The canal changed everything. Boats slid through here, the Oswego Canal joined nearby, and Joshua Forman renamed the square for DeWitt Clinton, the governor who pushed the canal dream forward. By eighteen thirty-seven, this was an official marketplace, the city’s busy center. Farmers sold produce here, Lafayette was welcomed here, and brewer John Greenway once laid out a New Year’s feast for around twenty thousand people, with three oxen, thousands of loaves, and plum pudding stretched along a hundred-foot table.
But this center kept getting rewritten.
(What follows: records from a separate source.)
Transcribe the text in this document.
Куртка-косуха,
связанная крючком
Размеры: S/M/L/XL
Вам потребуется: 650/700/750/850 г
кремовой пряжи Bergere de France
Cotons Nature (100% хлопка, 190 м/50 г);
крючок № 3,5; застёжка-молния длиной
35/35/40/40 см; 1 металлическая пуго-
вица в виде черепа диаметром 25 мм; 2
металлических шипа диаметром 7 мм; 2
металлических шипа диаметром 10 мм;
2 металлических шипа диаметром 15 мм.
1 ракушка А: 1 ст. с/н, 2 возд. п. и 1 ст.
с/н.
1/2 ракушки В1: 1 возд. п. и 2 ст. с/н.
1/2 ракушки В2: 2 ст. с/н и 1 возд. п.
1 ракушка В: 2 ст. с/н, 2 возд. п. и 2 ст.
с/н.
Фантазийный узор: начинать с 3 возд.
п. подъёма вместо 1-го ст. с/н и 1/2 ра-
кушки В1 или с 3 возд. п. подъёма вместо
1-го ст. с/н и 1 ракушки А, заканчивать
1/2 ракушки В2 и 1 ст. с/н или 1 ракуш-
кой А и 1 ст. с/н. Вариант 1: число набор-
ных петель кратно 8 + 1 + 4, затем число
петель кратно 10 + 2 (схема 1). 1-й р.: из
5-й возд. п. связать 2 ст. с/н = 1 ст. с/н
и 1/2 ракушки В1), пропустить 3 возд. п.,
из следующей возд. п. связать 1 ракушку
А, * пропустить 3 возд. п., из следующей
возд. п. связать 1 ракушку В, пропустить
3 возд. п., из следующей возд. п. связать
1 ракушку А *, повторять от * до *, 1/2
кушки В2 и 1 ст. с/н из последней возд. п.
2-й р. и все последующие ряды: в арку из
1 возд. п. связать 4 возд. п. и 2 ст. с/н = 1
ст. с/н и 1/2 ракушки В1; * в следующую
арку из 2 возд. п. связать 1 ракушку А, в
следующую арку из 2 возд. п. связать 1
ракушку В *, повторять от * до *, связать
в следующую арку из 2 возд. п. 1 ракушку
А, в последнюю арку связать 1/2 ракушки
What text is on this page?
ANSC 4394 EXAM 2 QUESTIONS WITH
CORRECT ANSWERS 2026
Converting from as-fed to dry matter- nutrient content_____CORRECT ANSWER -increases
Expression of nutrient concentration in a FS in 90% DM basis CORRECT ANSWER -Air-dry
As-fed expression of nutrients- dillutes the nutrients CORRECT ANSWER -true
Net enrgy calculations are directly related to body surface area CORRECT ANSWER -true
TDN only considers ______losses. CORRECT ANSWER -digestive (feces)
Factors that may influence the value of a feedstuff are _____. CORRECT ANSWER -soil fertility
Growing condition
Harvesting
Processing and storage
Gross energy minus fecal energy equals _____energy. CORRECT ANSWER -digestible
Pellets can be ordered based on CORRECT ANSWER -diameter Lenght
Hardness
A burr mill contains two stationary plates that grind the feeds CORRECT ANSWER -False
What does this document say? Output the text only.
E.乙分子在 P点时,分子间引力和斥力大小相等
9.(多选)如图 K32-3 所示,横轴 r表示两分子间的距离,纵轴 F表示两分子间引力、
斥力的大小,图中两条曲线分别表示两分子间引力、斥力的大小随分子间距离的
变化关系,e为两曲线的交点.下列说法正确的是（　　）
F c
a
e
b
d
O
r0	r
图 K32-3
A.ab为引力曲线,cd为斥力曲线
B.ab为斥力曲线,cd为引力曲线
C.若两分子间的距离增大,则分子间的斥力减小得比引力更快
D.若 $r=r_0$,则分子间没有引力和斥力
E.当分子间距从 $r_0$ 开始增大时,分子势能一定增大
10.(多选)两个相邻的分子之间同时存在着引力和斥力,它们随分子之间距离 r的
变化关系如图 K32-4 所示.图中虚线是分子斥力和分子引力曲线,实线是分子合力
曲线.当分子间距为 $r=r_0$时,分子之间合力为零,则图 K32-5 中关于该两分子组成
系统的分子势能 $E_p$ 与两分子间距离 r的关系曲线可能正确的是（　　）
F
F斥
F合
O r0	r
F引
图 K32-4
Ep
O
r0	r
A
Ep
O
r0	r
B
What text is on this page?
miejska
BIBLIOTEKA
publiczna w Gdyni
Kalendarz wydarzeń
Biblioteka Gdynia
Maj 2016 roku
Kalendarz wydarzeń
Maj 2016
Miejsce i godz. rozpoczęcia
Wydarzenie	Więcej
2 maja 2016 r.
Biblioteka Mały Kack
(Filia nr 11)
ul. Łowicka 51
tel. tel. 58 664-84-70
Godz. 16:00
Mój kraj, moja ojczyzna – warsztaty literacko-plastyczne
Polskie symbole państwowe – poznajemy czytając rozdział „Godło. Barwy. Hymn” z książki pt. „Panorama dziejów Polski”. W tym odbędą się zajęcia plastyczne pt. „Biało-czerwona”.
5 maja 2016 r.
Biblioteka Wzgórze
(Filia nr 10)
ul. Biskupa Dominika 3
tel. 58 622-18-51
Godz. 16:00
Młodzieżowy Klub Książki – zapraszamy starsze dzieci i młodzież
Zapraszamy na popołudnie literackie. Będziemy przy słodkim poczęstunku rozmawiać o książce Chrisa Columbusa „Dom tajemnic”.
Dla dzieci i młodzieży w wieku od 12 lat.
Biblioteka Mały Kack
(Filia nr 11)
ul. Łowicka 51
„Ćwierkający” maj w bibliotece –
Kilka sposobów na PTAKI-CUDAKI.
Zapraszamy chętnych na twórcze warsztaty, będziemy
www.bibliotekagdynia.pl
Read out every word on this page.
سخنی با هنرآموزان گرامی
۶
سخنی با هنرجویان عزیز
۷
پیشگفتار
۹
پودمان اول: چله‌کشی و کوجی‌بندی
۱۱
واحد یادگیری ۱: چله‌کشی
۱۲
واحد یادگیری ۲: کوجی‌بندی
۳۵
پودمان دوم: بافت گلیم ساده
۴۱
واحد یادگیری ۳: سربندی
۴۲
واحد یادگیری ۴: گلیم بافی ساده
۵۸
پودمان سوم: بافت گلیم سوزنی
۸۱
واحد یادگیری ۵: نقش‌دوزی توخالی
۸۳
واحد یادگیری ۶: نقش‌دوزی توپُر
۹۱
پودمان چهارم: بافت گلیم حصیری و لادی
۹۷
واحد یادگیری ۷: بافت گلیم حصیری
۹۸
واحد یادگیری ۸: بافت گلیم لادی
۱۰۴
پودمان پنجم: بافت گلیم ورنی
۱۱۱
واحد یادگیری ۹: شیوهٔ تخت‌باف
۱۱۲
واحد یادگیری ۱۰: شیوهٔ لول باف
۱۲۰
Fire struck the surrounding blocks again and again - in eighteen thirty-four, eighteen fifty-six, eighteen eighty-one, eighteen ninety-six, and nineteen forty-three. Hotels, business blocks, and landmarks vanished, and each time downtown stitched itself back together with new facades and new ambitions.
Take a slow look around for a moment... the fountain, the monument, the marker to the Jerry Rescue, the old bank buildings. How many different ideas of civic importance can one square carry at once?
Memory stands tall here. The Soldiers and Sailors Monument, dedicated in nineteen eleven, rises about seventy-five feet high: a granite shaft, Roman Ionic columns at the corners, and that remarkable globe lifted by four eagles. It honors Onondaga County’s Civil War dead. Nearby, another monument remembers William “Jerry” Henry, a fugitive slave arrested under the Fugitive Slave Act in eighteen fifty-one. In this square, crowds rallied for his freedom, and men including Jermain Wesley Loguen and Samuel Joseph May helped turn protest into rescue. That is why this place belongs not only to commerce, but to conscience.
What many visitors never realize is that some of this grandeur stands on absence. The Erie Canal once ran right through here; when the city closed and filled it in after nineteen seventeen, the ground beneath downtown memory literally changed. If you glance at the before-and-after image in the app, you can watch the canal disappear and the plaza take over.
And one of the square’s sharpest absences waits just ahead: a theater that once stood here before fire took it in eighteen eighty-one. We’re heading there next, because in this city, gathering was never only about buying and selling... it always wanted a stage.
Like any true civic heart, Clinton Square stays open all day, every day.